The chip maker also needs to manage change across the company, particularly with the sales team. They may need to realign sales compensation to stop sales people from being indifferent to how the deal is done. This may include accelerators for giving fewer discounts up front and paying higher commission. For instance, those sales people that move customers to a rebate or step pricing deal may receive their standard commission plus 2%.
Be selective on the starting point
It's wise to avoid starting with the really big parts of the business. Instead, start with new customers who have little to no track record and do not merit any significant upfront discounting. Any new opportunity valued at less than $250,000 per year could automatically be put on step pricing or rebate structure.
On recurring business, chip makers can start where they have already won the design and the rip-and-replace risk is low. The chip maker can introduce step pricing the next year or the next time the customer asks for better pricing, which may happen every quarter.
Agreements with contract manufacturers, where pricing abuse can run rampant, are also primed for transformation. Rebates enable chip makers to mask the end customer pricing away from the middlemen so that they cannot play the system.

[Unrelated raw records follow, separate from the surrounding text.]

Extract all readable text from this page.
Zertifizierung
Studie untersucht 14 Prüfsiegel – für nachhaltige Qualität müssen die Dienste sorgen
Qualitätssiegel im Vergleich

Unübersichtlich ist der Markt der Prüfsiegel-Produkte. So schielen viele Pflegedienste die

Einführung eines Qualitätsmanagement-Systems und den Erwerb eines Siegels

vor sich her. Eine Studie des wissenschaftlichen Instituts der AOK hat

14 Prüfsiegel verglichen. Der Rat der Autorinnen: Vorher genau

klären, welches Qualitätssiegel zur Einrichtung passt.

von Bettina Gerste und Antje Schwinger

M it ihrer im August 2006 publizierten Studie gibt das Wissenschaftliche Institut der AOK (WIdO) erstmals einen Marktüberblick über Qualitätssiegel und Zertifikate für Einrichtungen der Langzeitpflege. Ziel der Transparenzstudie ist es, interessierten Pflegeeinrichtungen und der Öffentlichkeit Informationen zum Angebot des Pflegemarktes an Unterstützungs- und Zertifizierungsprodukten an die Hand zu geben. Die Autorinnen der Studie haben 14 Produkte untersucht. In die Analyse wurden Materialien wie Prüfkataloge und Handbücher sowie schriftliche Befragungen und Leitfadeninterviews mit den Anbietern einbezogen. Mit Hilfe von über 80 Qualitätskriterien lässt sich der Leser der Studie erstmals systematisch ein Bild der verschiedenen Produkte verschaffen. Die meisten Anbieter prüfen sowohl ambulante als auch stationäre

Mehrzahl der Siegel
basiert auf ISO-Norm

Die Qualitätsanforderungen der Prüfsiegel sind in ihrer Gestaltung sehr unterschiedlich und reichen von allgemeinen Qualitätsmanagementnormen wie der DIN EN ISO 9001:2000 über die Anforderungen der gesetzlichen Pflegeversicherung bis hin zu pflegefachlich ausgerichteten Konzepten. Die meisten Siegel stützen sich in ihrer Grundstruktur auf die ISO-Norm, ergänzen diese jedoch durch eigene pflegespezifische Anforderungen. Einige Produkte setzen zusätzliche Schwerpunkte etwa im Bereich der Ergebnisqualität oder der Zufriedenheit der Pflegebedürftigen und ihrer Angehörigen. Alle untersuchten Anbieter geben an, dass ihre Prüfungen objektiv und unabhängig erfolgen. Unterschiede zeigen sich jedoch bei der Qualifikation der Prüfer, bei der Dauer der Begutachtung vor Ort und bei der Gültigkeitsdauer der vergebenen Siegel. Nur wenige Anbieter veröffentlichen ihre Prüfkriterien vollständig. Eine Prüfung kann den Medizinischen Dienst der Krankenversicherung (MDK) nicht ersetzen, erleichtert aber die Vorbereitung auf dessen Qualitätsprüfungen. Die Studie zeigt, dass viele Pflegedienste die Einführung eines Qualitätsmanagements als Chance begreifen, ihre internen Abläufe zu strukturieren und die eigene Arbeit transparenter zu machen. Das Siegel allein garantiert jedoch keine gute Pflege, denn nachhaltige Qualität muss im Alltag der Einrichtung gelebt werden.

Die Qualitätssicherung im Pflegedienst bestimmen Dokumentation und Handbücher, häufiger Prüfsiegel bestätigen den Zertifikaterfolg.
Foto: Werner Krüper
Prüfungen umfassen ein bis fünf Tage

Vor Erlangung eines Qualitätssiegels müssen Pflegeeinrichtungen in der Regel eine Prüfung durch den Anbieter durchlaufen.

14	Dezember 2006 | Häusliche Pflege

Chip makers that have tested rebates and step pricing strategies have repeatedly seen an average 5% yield improvement on deals. It's hard to argue against the math because, at the end of the day, semiconductor manufacturers cannot continue taking the brunt of dropping prices. Eventually the economics will not make sense and shareholders will be up in arms. It's time for chip makers to say enough is enough and take back control of their margins.